- Born: 1966
- Education: Harvard University Southern California Institute of Architecture
- Occupation: Architect
- Known for: Beats Electronics, Intelligentsia Coffee & Tea
- Spouse(s): Tom Stern (divorced); Adam Silverman (divorced)
- Children: 2

= Barbara Bestor =

American architect

Barbara Bestor (born 1966) is an American architect based in Los Angeles, California. She is the principal of Bestor Architecture, founded in 1992. Examples of her work include the Beats Electronics Headquarters in Culver City, Blackbirds, small lot housing in Los Angeles, Intelligentsia Coffee & Tea in Los Angeles, the revitalization of Silvertop, originally designed by John Lautner and the Toro Canyon House in Santa Barbara. In 2017 she was elected to the AIA's College of Fellows.

==Early life==
Barbara Bestor grew up in Cambridge, Massachusetts, where her father was an anthropologist and her mother was a college administrator. She interned for Cambridge Seven Associates through college, with a study-abroad year at the Architectural Association School of Architecture in London, eventually graduating from Harvard University in 1987. She then received a master's degree in architecture from the Southern California Institute of Architecture in Los Angeles in 1992.

==Career==
Bestor began her architectural practice in Los Angeles in 1992. In her early career, she renovated many private residences in the Los Angeles area. She also designed the Actors' Gang theater in Hollywood with fellow architect Norman Millar. In 2001, she taught architecture at the Harvard Graduate School of Design. She returned to Los Angeles a year later, in 2002. She has taught architecture at the University of California, Los Angeles.

Bestor has taught at the Woodbury University School of Architecture in Burbank, California, where she is also the executive director of the Julius Shulman Institute. She was the founding Chair of the Graduate program. In 2014, with Catherine Gudis, Thomas Kracauer, and Shannon Starkey, she curated an exhibition about the environmental graphic designer Deborah Sussman at Woodbury. She has been a TEDx speaker. In 2017 the exhibition Albert Frey and Lina Bo Bardi: A Search for Living Architecture, designed by Bestor Architecture, opened at the Palm Springs Art Museum.
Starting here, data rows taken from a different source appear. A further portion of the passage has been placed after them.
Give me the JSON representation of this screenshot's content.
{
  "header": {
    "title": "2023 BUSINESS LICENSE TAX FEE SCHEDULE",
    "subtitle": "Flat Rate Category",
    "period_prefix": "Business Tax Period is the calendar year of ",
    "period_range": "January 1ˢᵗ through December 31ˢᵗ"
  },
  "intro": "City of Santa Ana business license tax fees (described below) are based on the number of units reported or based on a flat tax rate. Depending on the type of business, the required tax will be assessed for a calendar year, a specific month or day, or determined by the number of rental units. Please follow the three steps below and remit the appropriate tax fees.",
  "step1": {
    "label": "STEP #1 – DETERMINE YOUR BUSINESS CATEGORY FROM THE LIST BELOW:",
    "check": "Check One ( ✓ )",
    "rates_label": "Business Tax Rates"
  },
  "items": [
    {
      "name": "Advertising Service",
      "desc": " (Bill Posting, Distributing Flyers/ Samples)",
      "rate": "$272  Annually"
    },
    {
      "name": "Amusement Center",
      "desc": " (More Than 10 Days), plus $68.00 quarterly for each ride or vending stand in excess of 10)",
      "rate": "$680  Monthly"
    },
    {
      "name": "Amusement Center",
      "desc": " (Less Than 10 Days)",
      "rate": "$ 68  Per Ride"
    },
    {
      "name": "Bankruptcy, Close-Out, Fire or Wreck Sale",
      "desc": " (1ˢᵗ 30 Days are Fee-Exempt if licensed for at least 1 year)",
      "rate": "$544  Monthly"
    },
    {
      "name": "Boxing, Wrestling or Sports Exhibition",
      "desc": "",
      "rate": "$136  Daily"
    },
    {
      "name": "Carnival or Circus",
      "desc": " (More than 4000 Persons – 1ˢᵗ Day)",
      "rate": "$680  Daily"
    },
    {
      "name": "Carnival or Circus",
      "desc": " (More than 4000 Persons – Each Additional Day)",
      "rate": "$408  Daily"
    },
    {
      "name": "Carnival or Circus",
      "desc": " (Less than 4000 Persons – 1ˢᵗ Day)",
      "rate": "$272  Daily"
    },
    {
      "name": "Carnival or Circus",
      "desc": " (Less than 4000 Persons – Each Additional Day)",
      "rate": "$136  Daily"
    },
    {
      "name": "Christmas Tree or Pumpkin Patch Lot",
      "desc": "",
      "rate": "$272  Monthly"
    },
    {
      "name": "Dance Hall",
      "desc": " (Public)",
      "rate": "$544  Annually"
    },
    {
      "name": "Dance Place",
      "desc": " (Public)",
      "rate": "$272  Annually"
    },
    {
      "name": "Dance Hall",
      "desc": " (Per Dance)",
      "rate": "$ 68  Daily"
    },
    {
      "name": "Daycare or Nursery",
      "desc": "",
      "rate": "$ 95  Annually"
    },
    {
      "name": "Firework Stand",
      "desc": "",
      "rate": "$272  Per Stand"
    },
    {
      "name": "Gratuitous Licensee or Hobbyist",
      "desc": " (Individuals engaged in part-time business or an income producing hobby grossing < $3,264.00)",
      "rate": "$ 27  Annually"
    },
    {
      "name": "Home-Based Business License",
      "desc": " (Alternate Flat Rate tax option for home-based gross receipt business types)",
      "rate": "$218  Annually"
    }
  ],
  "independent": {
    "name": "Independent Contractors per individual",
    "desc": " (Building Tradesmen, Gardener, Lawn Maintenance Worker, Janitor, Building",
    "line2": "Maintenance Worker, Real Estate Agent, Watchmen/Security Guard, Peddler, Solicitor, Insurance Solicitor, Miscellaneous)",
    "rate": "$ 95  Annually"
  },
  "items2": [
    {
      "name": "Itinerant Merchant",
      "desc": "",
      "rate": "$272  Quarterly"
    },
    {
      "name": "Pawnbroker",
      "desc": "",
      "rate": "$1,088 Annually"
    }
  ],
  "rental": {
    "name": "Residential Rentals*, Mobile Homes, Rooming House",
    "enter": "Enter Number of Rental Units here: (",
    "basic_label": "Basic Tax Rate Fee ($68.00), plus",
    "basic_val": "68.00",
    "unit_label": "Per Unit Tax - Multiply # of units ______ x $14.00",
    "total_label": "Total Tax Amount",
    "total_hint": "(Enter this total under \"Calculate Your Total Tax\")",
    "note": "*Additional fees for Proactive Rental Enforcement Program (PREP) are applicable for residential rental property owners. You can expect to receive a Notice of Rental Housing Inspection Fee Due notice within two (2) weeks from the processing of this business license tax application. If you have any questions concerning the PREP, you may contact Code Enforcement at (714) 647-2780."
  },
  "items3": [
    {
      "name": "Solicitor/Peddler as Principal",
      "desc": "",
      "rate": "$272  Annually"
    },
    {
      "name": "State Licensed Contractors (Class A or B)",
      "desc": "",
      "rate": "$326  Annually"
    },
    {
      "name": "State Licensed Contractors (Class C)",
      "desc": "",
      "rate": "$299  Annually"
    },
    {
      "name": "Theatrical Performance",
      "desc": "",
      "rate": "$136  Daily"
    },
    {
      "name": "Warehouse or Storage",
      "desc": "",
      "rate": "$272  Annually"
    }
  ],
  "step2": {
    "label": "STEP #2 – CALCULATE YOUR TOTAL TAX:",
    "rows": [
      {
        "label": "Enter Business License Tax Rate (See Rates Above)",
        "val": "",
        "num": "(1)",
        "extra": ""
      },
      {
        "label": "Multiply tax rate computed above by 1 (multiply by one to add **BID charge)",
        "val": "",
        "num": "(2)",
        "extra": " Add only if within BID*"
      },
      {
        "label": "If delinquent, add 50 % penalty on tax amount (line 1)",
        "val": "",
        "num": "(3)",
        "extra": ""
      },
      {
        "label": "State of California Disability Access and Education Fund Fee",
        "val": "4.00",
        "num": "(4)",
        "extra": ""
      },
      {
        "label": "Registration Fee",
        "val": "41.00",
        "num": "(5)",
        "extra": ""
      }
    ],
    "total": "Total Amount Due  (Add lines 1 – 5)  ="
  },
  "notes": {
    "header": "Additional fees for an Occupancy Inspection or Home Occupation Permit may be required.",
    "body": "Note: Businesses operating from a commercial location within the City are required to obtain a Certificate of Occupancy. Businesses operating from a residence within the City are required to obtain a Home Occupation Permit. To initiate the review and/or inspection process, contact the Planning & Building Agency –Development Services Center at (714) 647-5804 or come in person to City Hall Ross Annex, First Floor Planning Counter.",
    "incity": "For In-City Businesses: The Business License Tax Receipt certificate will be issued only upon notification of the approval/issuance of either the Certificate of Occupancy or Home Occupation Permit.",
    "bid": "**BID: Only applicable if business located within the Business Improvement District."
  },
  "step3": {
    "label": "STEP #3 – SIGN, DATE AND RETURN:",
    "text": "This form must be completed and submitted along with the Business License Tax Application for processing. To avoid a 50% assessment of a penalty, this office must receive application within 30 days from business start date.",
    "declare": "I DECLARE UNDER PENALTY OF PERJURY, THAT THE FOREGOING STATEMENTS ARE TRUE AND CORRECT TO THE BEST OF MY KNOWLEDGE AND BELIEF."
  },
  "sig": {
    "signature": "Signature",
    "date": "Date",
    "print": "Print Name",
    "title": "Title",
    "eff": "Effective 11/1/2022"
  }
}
Bestor has designed private residences in Echo Park, Pacific Palisades, Mount Washington, Silverlake, Los Feliz, Topanga Canyon, and Santa Barbara. She has also designed stores and restaurants in Los Angeles, New York City, and Tokyo. In 2011, she was the recipient of the LA Restaurant Design Award from the American Institute of Architects for her design of the Pitfire Pizza in LA. She was also nominated for the James Beard Foundation Award for the same restaurant that year. The Floating Bungalow house in Venice, CA was featured in MOCA's 2013 survey of contemporary Los Angeles architecture. In 2015, the Beats By Dre Headquarters was recognized with a National AIA Honor Award for Interior Architecture. In 2017 two new projects opened, the Ashes & Diamonds Winery and Event Center and the Silverlake Conservatory of Music. Since the opening of Blackbirds Bestor has explored a variety of housing solutions for Los Angeles, ultimately receiving second place in the city's Low Rise competition.

==Personal life==
She has two daughters from a previous marriage.

==Bibliography==
- Barbara Bestor. Bohemian Modern: Living in Silver Lake. New York City: HarperCollins. 2006. 272 pages.